1.) It’s Small: The journal is roughly 44 pages every semester. This makes it extremely readable. I like having it around. It is small and unimposing and is usually decked out with an extremely attractive cover (thanks to our talented designer). I never put Inkslinger on my bookshelf. I leave it on my desk, in my car, on a coffee table–wherever, really. It’s nice to have a small journal with good short stories, poems, and photos around. I can pick it up and just read one, or I can flip through the whole thing while taking a break.
2.) Continuity: I like the idea of things that last, things that are passed on from group to group. Tons of people who are no longer at Biola have written in this journal. It is exciting to be a part of that legacy. Get your stuff published and you can be a part of that, too. I’m always pleasantly surprised at the talent we see every semester, and how easy it is to make yourself a part of that group by submitting.
3.) Variety!: Okay, so continuity, yes. But also, the journal is wildly different every time it’s published. This year, there will be more variety than ever. In the past, Inkslinger has based each edition around a specific theme. We decided to get rid of that this year. We’re going to see works that deal with a variety of issues–and I think, in a variety of ways. I’m excited to see that. (On this topic I would like to reiterate: no theme. Write whatever you want. And submit it.)
4.) It’s Hard to Make: As I work on the staff longer and longer, I realize how many people are involved in making such a small journal. We are toiling over this stuff. I think, though, that only goes to show how satisfying it is to see good fiction, poetry, and photography collected into a small, physical copy. It’s worth it, absolutely.
5.) Learning About People: The fun thing is that all of the things you observe in the Inkslinger were produced by people around you.
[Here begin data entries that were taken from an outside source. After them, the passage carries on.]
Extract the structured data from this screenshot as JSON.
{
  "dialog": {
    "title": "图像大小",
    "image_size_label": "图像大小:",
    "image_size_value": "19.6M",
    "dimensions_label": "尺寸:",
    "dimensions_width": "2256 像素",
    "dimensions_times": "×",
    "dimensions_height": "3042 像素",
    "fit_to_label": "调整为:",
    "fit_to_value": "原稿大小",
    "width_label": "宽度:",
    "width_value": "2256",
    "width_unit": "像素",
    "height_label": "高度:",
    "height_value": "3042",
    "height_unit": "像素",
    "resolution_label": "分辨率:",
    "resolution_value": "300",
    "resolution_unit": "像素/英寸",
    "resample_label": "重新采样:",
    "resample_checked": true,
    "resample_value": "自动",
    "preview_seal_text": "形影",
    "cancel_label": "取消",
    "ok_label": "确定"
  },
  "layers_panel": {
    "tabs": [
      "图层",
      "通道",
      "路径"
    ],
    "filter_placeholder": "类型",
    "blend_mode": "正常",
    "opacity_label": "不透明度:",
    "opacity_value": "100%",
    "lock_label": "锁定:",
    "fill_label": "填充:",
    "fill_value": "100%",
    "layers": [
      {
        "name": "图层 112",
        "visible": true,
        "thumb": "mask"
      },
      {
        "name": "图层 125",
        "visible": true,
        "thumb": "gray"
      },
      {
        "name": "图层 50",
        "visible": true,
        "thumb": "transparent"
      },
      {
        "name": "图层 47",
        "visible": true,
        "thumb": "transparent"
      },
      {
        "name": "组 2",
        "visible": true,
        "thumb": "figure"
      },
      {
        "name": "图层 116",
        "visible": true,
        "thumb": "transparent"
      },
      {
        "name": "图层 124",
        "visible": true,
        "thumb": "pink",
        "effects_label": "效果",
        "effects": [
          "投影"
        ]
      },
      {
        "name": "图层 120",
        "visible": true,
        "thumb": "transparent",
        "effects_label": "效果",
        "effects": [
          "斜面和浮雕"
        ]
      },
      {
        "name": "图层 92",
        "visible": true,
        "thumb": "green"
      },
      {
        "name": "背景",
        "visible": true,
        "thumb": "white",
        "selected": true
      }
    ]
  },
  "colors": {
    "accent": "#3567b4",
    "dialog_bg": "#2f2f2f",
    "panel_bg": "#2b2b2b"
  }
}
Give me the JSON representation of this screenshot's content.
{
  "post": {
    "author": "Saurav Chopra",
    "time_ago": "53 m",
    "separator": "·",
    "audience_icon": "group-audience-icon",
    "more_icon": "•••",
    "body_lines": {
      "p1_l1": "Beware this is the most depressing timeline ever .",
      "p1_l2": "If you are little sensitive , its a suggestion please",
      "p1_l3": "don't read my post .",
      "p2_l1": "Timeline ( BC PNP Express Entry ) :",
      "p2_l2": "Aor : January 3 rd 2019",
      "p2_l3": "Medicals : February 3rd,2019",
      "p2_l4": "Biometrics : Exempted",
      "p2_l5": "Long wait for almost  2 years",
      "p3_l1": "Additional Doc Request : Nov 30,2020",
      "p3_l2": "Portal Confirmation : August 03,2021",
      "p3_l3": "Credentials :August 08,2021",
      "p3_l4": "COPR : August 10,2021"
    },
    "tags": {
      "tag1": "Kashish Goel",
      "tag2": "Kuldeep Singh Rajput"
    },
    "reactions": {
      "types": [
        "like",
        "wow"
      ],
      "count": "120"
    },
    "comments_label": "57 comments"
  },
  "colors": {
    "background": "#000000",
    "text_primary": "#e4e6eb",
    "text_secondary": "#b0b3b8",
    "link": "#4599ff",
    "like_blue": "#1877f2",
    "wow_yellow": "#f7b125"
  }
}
Most of these people I’ve never even heard of. After reading their work though, and seeing their photography, I must say–I like them. I’ve never been big on getting to know people in my immediate community. It’s a bad thing, I’ll admit. Working on Inkslinger has helped me realize how many cool and talented people there are around me all the time. And hey, if you aren’t like me, and you already love community, all the more reason to read Inkslinger!
For all these reasons and more: Submit to Inklsinger! And read it!